05-Apr-2014 • Bond News

James Bond's owners, MGM and Danjaq, fired off a lawsuit against NBC Universal on Wednesday (2nd April 2014) complaining of copyright infringement of the rival studios "Section 6" project, which in the lion's eyes is a blatant 'knockoff' of the James Bond franchise.

Bond's studio has been monitoring the situation for months and had seen an early draft of the screenplay, based around an MI6 agent after the war, but when NBC Universal hired a director and cast the lead role, the suit was filed to try and put a stop to the film with an injunction.

Filed in U.S. District Court in Los Angeles, the MGM suit also names screenwriter Aaron Berg.

"This lawsuit concerns a motion picture project, in active development, featuring a daring, tuxedo-clad British secret agent, employed by ‘His Majesty’s Secret Service,’ with a ‘license to kill,’ and a 00 (double-O) secret agent number on a mission to save England from the diabolical plot of a megalomaniacal villain."

"Most moviegoers would assume from that description alone that this lawsuit concerns the next James Bond picture.
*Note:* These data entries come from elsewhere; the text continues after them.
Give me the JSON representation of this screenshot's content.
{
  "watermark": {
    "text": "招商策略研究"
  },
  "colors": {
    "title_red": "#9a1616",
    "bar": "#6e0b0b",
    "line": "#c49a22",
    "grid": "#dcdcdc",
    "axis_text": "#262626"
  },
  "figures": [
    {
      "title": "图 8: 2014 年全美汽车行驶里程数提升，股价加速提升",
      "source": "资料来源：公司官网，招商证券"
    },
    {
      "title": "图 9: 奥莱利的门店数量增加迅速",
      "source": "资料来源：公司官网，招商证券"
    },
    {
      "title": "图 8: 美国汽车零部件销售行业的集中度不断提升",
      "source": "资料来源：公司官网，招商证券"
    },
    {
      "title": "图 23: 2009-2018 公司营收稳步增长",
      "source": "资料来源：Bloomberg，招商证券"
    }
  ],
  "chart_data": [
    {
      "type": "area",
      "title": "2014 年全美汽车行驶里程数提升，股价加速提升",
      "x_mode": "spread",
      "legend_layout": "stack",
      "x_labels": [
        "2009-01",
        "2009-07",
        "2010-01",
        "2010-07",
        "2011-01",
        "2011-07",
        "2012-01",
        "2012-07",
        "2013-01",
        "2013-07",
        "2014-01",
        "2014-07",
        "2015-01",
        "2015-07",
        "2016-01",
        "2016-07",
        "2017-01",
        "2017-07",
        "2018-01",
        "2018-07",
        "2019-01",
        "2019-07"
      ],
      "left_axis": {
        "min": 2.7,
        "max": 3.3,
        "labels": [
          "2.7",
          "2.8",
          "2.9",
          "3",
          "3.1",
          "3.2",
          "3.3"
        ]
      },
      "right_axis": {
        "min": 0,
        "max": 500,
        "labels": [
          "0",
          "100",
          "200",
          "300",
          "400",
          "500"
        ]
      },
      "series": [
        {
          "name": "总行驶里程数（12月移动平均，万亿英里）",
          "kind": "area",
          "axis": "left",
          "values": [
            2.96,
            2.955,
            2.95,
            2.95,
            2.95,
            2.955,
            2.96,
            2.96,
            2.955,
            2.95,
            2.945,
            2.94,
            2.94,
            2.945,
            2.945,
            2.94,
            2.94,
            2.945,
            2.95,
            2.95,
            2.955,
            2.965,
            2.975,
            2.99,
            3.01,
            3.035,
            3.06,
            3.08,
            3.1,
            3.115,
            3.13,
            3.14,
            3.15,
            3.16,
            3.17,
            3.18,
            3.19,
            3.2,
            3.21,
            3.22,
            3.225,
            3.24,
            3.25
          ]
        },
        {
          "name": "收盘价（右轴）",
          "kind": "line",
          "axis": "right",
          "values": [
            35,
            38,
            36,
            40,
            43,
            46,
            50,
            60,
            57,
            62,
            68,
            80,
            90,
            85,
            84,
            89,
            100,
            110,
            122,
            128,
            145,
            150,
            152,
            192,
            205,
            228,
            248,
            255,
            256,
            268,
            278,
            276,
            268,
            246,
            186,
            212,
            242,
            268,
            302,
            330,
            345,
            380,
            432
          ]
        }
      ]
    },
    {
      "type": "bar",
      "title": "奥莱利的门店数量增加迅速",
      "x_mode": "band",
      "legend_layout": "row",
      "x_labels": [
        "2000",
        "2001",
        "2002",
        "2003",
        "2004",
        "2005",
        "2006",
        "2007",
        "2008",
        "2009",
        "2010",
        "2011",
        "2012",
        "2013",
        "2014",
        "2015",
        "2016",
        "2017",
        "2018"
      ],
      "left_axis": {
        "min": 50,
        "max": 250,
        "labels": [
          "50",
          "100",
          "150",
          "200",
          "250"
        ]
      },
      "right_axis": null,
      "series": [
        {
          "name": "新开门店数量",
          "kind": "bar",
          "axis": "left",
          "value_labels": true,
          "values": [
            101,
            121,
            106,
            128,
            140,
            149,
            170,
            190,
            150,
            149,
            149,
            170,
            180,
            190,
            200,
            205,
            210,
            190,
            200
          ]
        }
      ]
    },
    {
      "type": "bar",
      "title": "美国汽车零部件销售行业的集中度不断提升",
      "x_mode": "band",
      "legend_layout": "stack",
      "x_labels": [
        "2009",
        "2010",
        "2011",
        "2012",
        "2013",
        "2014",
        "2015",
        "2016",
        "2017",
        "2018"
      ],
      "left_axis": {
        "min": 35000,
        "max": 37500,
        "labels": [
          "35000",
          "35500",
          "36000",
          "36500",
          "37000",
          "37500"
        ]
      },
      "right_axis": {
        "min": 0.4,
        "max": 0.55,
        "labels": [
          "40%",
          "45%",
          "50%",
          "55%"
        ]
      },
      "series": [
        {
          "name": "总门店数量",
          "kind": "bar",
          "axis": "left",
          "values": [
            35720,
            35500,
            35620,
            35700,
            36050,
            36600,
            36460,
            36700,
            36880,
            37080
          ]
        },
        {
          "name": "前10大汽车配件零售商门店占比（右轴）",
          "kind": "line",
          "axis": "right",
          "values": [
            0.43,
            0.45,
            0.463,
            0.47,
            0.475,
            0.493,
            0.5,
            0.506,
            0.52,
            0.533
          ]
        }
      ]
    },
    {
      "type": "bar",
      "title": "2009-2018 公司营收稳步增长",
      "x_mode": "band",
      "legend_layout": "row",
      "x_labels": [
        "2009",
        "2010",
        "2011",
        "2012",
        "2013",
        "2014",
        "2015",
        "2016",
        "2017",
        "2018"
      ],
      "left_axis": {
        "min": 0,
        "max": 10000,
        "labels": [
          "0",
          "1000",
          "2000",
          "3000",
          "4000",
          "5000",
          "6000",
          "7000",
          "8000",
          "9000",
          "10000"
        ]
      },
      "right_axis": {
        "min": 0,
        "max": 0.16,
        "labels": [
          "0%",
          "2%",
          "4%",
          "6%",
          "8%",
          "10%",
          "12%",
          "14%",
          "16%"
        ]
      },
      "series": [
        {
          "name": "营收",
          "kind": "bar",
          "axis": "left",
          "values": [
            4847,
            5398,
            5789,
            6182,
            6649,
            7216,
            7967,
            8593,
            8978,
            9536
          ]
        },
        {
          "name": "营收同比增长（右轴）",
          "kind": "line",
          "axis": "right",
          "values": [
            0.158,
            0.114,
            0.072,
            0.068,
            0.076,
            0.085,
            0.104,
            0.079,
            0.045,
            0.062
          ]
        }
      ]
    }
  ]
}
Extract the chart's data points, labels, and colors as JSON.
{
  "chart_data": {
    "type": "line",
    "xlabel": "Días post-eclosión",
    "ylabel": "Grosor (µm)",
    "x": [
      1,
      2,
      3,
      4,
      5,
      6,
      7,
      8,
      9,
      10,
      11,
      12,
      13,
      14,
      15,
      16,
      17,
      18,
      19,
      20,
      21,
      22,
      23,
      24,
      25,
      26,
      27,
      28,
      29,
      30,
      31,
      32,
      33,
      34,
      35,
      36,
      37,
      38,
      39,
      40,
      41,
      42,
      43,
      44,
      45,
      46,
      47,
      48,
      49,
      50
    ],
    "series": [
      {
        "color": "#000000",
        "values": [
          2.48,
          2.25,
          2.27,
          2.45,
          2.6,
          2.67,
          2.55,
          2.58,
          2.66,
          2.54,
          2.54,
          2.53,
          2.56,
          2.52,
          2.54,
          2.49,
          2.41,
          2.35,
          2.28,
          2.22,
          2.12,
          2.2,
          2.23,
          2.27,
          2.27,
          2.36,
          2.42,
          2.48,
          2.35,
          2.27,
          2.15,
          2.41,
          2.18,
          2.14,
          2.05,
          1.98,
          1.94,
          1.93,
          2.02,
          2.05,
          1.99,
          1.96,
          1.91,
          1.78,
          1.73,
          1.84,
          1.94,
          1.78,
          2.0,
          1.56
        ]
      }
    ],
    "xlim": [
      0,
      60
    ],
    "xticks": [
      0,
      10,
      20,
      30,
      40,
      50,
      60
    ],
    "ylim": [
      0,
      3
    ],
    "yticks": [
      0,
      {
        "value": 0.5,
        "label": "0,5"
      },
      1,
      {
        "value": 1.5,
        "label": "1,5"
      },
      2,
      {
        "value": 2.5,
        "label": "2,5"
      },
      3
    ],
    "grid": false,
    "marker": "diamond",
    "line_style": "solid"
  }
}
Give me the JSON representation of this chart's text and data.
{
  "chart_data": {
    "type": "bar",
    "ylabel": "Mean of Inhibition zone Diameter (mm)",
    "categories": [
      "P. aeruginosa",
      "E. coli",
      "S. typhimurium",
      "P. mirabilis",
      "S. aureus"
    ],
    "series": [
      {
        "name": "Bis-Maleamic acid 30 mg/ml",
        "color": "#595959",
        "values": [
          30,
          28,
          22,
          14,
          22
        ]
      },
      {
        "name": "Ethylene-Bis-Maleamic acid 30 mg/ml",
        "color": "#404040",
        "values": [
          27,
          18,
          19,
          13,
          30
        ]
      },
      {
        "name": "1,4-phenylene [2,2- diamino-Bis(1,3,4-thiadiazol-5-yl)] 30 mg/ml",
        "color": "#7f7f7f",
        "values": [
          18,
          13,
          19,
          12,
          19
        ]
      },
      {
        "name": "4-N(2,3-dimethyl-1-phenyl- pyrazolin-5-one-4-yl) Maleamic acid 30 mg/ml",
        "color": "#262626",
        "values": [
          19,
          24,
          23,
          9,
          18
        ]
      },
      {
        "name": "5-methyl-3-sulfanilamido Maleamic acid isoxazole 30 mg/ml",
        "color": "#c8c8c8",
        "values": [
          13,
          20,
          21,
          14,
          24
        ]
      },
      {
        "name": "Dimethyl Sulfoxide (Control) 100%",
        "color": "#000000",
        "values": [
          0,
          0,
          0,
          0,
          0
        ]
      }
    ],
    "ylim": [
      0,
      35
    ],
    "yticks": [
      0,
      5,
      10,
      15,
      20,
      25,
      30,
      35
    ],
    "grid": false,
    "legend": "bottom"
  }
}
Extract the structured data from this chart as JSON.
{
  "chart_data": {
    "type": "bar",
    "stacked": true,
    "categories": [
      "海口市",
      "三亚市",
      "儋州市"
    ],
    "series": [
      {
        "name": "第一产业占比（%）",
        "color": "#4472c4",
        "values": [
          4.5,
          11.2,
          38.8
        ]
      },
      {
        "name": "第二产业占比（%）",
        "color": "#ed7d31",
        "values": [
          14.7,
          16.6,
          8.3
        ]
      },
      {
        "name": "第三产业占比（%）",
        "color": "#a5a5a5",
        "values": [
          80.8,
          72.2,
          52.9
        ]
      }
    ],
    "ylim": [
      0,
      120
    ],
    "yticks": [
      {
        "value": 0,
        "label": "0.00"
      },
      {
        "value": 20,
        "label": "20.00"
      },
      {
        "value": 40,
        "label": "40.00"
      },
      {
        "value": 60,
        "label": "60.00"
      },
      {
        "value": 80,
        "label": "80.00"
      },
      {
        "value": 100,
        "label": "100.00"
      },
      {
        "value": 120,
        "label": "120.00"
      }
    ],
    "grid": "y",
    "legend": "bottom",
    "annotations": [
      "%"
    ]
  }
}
It does not. This lawsuit is instead about a James Bond knockoff that defendant Universal is readying for production, based on a screenplay that defendant Berg wrote."

"Section 6", to be directed by Joe Cornish ("Attack the Block") and starring Jack O’Connell ("Unbroken"), "misappropriates from the James Bond works far beyond the signature aspects of James Bond," and "in detail nearly every aspect of the characters, plots dialogue, themes. setting, mood and other key elements of the copyrighted James Bond literary works and motion pictures," according to the suit.

Although the screenplay is based on historical facts, MGM and Danjaq claim that the "core elements are fictional," and that "the dialog and relationships between the characters are strikingly out of place and years ahead of their time for a story set in 1918."